Howsoever eloquent may be the artist in his work, it is convincing only in that degree to which his audience is prepared to understand his language and comprehend his subject.

“The artist hangs his brains upon the wall,” said the veteran salesman of the National Academy, and there they remain without explanation or defense. The crowd as it passes, enjoys or jeers, as the ideas of this mute language are comprehended or confounded. Art requires no apology and asks none; all she requests is that those who would affect her must know the principles upon which she works. An age of altruism should be able to insure to the artist sufficient culture in his audience so that his language be understood and that his speech be not reckoned as an uncertain sound. The public should form with him an industrial partnership, not in the limited sense of giving and taking, but of something founded on comprehensibility.

What proportion of the visitors to an annual exhibition can intelligently state the purpose of impressionism, or distinguish between this and [pg 227] tonal art; what proportion think of art only as it exploits a “subject” or “tells a story”; how many look at but one class of pictures and have no interest in the rest; how many go through the catalogue with a prayer-book fidelity, and know nothing of it all when they come out! How many know enough to hang the pictures in their own houses so that each picture is helped and none damaged?

Could it be safely inferred that every collector of pictures knows and feels to the point of giving a reason for his choice of pictures, or even reasonable advice to a friend who would also own pictures? Is not much of what is bought taken on the word of a reliable dealer and owned in the satisfaction of its being “all right,” and perhaps “safe,” as an investment? Is it unreasonable to ask the many sharers in the passing picture pleasures of a great city to make themselves intelligent in some other and more practical way than by contact, gleaning only through a lifetime what should have been theirs without delay as a foundation and to exchange for the vague impression of pleasure, defended in the simple comfort of knowing what one likes, the enjoyment of sure authority and a reason for it.

The best of all means for acquiring art sense is association; first, with a personality; second, with the product.
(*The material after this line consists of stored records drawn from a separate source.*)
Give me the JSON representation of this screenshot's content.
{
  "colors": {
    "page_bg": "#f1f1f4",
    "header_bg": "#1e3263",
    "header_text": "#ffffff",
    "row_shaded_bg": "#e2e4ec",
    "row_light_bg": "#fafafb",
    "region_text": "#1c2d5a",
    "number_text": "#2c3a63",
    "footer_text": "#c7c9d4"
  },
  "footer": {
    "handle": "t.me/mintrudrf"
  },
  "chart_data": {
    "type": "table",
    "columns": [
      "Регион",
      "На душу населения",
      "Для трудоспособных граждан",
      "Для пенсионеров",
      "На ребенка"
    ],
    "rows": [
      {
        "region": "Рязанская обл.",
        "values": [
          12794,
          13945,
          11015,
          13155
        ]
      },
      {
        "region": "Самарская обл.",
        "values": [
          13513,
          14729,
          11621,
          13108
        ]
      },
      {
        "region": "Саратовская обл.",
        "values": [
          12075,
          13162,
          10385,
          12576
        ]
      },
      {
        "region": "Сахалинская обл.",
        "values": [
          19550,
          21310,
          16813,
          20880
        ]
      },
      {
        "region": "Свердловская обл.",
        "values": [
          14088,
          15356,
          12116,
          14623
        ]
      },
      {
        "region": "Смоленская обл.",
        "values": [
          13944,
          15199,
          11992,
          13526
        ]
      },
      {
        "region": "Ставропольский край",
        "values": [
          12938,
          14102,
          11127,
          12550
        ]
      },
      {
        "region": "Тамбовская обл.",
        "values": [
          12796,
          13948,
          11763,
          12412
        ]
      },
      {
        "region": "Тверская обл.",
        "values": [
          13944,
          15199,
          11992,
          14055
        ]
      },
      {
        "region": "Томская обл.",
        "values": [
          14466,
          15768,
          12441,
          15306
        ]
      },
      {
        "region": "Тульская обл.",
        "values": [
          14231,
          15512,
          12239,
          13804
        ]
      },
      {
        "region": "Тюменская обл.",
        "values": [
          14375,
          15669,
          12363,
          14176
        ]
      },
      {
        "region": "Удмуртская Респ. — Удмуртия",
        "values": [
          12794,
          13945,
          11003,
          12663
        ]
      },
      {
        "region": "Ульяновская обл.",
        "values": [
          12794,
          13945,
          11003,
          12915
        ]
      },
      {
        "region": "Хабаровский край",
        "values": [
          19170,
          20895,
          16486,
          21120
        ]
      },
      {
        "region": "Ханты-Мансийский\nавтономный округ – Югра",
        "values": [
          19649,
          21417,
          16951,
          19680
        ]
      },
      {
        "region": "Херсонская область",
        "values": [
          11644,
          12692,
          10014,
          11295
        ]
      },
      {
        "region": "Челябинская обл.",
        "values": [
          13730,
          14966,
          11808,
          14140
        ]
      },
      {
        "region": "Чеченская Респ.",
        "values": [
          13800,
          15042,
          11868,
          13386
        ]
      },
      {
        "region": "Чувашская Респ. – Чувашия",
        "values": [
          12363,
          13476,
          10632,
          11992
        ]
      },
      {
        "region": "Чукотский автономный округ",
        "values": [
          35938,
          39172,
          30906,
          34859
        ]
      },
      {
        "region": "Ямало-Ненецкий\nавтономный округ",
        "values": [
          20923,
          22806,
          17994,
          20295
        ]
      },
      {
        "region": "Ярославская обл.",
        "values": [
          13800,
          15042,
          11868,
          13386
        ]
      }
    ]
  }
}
The artist's safest method with the uninitiated is to use the speech which they understand. In conversation, artists, as a rule, talk freely, and one may get deeper into art from a fortnight's sojourn with a group [pg 228] of artists than from all the treatises ever written on the philosophy of art. The most successful collectors of pictures know this. They study artists as well as pictures. But on the other hand must it not also be conceded that acquaintance with fine examples of art is in a fair way of cultivating the keen and intelligent collector in the pictorial sense to a degree beyond that of those artists whose associations are altogether with their own works or with those who think with them, who must of necessity believe most sincerely in themselves and who are thus obliged to operate in a groove, and with consequent bias. For this reason association should be varied. No one has the whole truth.

Music scores a point beyond painting, in necessitating a personality. We see the interpreter and this intimacy assists comprehension. But howsoever potent is association with art and artist, one may thus never get as closely in touch with art as by working with her. The best and safest critic is of course one who has performed. Experts are those persons who have passed through every branch and know the entire “business.”

The years of toil to students who eventually never arrive are incidentally spent in gaining the knowledge to thus know pictures, and though the success of accomplishment be denied, their compensation lies in the lengthened reach of a new horizon which meantime has been opened to them. Whether the picture be found in nature [pg 229] and is to be rescued, as is the bas-relief from its enveloping mould, cut out of its surroundings by the four sides of the canvas and brought indoors with the same glow of triumph as the geologist feels in picking a turquoise out of a rock at which others had stared and found nothing; or whether it be found, as one of many in a collection of prints or paintings; or whether the recognition be personal and asks the acceptance of something wrought by one's own hand—to know a picture when one sees it—this is art sense. Backed by a judgment presenting a defense to the protests of criticism, it becomes art knowledge.

To find and preserve pictures out of the maze of nature is the labor of the artist: to recognize them when found, the privilege of the connoisseur.

The guileless prostrations which the many affect regarding art judgments evoke the same degree of pity as the assertion of the beggar that he needs money for a night's lodging when you and he know that one is awaiting him for the asking at the Bureau of Charities. The many declare they know nothing about art, the while having an all around culture in the humanities, in literature, poetry, prose composition, music, æsthetics, etc. The principles of all the arts being identical, how simple would it be to apply those governing the arts which one knows to what is unknown. The musician and poet make use of contrast, light and shade, gradation, antithesis, balance, accent, force by opposition, [pg 230] isolation and omission, rhythm, tone-color, climax, and above all unity and harmony.

Let the musician and him who knows literature challenge the work of art for a violation of any of these and the judgment which results may be accepted seriously; and yet the essence lies beyond—with nature herself. It is just here that the stock writer of the daily paper misses it. He may have science enough, but lacks the love, the revelation through communion.